New Civilization News: A psychedelic Western    
 A psychedelic Western0 comments
picture20 Mar 2005 @ 08:42, by Tom Bombadil

One need not be a Chamber—to be Haunted—
One need not be a House—
The brain has Corridors—surpassing
Material place—

——Emily Dickinson

The questioning on the nature of reality appears as the founding of each human being. Man can not grasp the absolute nature of things, the reality of men therefore appears as a creation, the fruit of their culture and perceptions.
——Jan Kounen

Loosely inspired by the comic book, Blueberry, by Jean Giraud (aka Moebius) and Jean-Michel Charlier, Renegade is a mind-bender of a movie with a dazzling array of visual effects and breathtaking cinematography.

Marshall Mike Blueberry (Cassel) is haunted by an incident in his past, where his first love, Madeleine (Giocante) was killed during a confrontation with a shootist named Wally Blount (Madsen). Mike is nearly fatally injured in the confrontation and somehow ends up in the care of a tribe of native Americans who not only nurse him back to health, but adpopt him into their culture, teaching him the ways of their people and exposing him to things no other white man has ever seen. When the people of Mike's town are suddenly caught up in tales of mystical mountains filled with gold (located in the heart of his adopted people's territory), Mike finds himself caught between the townsfolk and the indians. Meanwhile, Mike's old nemesis, Wally Blount, comes to town seeking those very same mountains, but not for the gold...
Blueberry/Renegade is a skillfully shot, gorgeous epic of a western, featuring some really fine performances (Madsen, in particular, is fantastic), dynamite special effects, and a quirky enough story to make it the sort of western even people who hate westerns can appreciate.

Conscious and unconscious have no clear demarcations
...rather, the psyche is a conscious/unconscious whole.
——C. G. Jung

Jan Kounen explained that, as part of his reasearch, he met with shamans in Mexico and Peru who helped feed the script:


Why did you introduce this shamanic dimension into Blueberry's universe?

Because in the world we live in, we tend to say that only one reality exists. I wanted to challenge this received idea by showing another reality, the reality explored by Indians. Our culture masters the material dimension well but not so much the spiritual dimension.
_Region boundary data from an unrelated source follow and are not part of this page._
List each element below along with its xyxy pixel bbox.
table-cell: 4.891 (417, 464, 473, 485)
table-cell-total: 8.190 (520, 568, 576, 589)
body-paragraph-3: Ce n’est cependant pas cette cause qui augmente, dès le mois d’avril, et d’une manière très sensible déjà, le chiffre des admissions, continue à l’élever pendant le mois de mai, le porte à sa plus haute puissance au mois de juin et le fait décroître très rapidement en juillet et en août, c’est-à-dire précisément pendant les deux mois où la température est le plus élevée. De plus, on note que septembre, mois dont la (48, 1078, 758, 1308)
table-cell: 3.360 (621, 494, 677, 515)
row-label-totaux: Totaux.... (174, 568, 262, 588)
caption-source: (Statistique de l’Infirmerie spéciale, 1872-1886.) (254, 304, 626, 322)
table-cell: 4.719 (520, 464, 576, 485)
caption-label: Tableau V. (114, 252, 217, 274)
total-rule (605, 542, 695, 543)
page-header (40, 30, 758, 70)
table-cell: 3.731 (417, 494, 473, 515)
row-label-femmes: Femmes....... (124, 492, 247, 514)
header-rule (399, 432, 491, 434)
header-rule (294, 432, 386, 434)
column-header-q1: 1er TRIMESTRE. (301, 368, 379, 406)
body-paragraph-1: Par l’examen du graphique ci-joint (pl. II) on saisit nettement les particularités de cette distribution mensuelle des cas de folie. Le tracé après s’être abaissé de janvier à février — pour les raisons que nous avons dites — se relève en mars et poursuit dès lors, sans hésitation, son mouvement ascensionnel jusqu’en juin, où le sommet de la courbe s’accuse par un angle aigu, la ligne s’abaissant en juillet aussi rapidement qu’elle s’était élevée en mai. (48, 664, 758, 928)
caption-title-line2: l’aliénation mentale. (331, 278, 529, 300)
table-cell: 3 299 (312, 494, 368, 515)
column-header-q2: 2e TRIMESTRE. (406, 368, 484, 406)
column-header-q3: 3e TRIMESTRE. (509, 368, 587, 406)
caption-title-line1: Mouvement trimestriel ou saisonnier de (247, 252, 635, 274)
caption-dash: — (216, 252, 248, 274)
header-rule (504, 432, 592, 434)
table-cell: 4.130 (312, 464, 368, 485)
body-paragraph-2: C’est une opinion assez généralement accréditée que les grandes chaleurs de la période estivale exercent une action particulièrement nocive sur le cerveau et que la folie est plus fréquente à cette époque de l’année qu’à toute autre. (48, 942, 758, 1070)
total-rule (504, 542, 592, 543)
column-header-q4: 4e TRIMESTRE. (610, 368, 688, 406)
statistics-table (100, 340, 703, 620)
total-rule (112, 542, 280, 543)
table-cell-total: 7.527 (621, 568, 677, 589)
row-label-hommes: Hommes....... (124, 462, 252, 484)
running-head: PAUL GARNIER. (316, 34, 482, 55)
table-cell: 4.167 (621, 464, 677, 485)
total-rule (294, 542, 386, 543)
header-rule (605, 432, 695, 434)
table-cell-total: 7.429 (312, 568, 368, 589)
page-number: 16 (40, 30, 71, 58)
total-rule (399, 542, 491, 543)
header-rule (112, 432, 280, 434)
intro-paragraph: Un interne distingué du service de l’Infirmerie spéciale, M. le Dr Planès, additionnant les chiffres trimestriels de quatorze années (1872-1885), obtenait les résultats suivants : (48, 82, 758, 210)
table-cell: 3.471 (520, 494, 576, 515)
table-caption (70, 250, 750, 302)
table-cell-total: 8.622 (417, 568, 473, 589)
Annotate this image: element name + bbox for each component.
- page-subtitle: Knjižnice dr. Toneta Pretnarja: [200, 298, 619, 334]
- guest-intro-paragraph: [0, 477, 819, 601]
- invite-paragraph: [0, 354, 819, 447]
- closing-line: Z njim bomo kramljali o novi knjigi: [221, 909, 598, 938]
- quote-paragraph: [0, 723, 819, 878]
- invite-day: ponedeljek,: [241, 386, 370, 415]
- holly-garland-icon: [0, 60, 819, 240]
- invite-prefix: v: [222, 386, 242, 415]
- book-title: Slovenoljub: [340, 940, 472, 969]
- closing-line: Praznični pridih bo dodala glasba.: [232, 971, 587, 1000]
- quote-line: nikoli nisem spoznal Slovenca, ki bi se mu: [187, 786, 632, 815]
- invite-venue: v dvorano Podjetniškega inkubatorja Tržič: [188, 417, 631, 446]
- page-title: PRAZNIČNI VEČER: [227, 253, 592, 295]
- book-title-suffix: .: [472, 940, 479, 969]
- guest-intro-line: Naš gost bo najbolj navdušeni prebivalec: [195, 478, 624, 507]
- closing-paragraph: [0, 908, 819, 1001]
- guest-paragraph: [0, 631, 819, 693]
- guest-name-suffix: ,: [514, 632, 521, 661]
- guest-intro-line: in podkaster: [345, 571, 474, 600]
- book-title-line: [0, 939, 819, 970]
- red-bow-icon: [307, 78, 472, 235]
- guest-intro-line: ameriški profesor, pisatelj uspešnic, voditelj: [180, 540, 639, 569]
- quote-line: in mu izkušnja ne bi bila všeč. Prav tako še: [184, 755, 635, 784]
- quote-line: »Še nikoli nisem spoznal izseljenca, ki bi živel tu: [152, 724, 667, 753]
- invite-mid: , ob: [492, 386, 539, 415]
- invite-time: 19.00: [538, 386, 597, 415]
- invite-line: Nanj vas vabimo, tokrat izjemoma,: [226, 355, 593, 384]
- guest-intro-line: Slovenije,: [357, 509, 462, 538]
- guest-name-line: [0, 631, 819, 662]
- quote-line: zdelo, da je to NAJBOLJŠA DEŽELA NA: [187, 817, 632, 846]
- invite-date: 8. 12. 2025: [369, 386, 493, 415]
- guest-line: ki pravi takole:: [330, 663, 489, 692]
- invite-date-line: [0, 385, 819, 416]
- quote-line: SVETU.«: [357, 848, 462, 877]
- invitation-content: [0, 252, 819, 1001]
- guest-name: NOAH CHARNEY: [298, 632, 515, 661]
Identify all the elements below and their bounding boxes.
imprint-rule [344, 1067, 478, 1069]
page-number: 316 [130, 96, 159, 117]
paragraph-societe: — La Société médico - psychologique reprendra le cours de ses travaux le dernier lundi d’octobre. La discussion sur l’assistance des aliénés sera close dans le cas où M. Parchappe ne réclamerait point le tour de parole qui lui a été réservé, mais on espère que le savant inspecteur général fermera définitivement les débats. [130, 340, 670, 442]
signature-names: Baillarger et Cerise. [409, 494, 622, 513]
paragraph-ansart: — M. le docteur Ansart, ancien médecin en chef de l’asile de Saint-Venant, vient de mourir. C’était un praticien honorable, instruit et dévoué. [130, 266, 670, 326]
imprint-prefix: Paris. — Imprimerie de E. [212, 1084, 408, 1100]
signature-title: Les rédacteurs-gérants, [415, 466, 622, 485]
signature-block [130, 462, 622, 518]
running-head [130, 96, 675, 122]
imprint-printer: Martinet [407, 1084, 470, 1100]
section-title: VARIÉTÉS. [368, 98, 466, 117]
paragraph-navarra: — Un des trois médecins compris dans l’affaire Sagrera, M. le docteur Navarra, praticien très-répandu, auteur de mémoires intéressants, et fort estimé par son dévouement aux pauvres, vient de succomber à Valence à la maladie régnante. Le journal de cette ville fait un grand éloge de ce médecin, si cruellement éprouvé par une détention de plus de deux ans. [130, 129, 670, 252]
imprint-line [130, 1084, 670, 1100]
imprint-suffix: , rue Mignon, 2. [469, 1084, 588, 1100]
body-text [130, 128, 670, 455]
For the Indians it's almost the opposite; their culture broaches fundamental questions like nature, reality or consciousness in a sophisticated way, which makes us appear like primitives in comparison!

World order rests on a fragile balance between the different life forces. The shaman is the one who “repairs the disorder” when something breaks the circuit of exchanges; a traveller between worlds, visible and invisible.

Shamanism is a science of the spirit. Indians from the Amazon and Mexico put this technology into practice by using external enhancers like plants. They are disruptive enhancers, literally, because they make you penetrate a much wider reality level and tackle your consciousness in a different way. So the death of your identity appears to be a gateway to another reality. That's the shamanic reality. While the Western world is suffering from a real loss of direction and bowed down by disintegration, we have, like Blueberry, a lot to learn from the Indian world which tries to preserve its ancestral traditions, its historic and cultural heritage.

In a world dominated by the absence of anything sacred and planetary devastation, should we not try to find a new balance oriented towards respecting others?

Did you show the shamans the images of the visions you had tried out for yourself?

First of all I gave them the drawings I had had done. They could identify their universe in them perfectly, sometimes they commented on certain details that needed to be exact and that to them weren't accurate. Then I showed them the film, they authenticated it and we recorded shamanic songs specific to each scene. Saying that, my ambition wasn't to stick too closely to shamanic reality. As it's a fiction film I allowed myself poetic licence and invented a lot of things.

As Andy McKeague from DVD review puts it:

We have double crossings, bounty hunters, shaman Indians, a mystical manuscript and a mysterious ghostly presence in the mountains where the gold is supposedly hidden and a peyote showdown that gets so trippy, the ending of Kubrick’s "2001: A Space Odyssey" springs to mind.

Blueberry is not a masterpiece by any means but it is one of the most fresh, inventive and original movies to come along in such a long time it would be a shame to ignore it.

While looking for the light, you may suddenly be devoured by darkness and find the true light.